The cost of the car, your credit history, and the loan’s terms will influence your interest rate for your car loan. As of 2021, the national average for vehicle loans in the country is 5.27 percent for a five-year lease. However, the interest rate can range from 3 to 10 percent.
If your credit score has increased since you first obtained your car loan, you may be eligible for a lower interest rate. You may be paying around 7 percent when you can refinance for less than 5 percent.
Below are the average interest rates for 60-month car loans based on credit score:
- 720 to 850 – 3.6 percent
- 690 to 719 – 4.95 percent
- 660 to 689 – 7.02 percent
- 620 to 659 – 9.72 percent
- 590 to 619 – 14.06 percent
- 500 to 589 – 15.24 percent
Likewise, the length of your payment plan term can influence your rate.

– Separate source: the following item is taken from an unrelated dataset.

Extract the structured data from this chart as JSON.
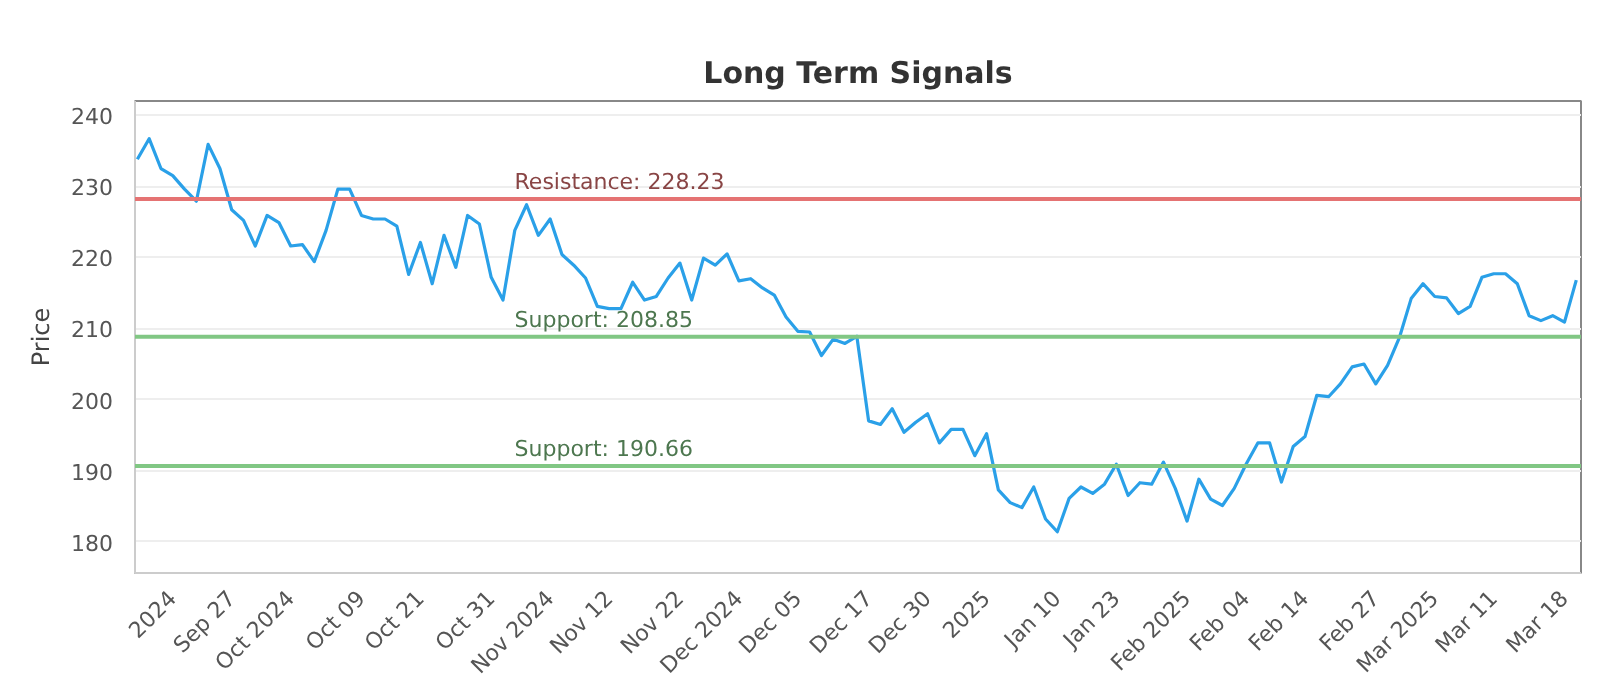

If your refinance car term is fewer months, you may be able to get a lower interest rate.
On average, you can reduce your interest rate by .10 percent if you can change the term to 12 fewer months. Keep in mind that a shorter-term may increase your monthly payment but save you hundreds in interest charges over the next few months.
Alternatively, you may refinance your loan to a lower interest rate with a longer-term. Changing your terms in this way could lower your monthly payment without costing you more interest charges.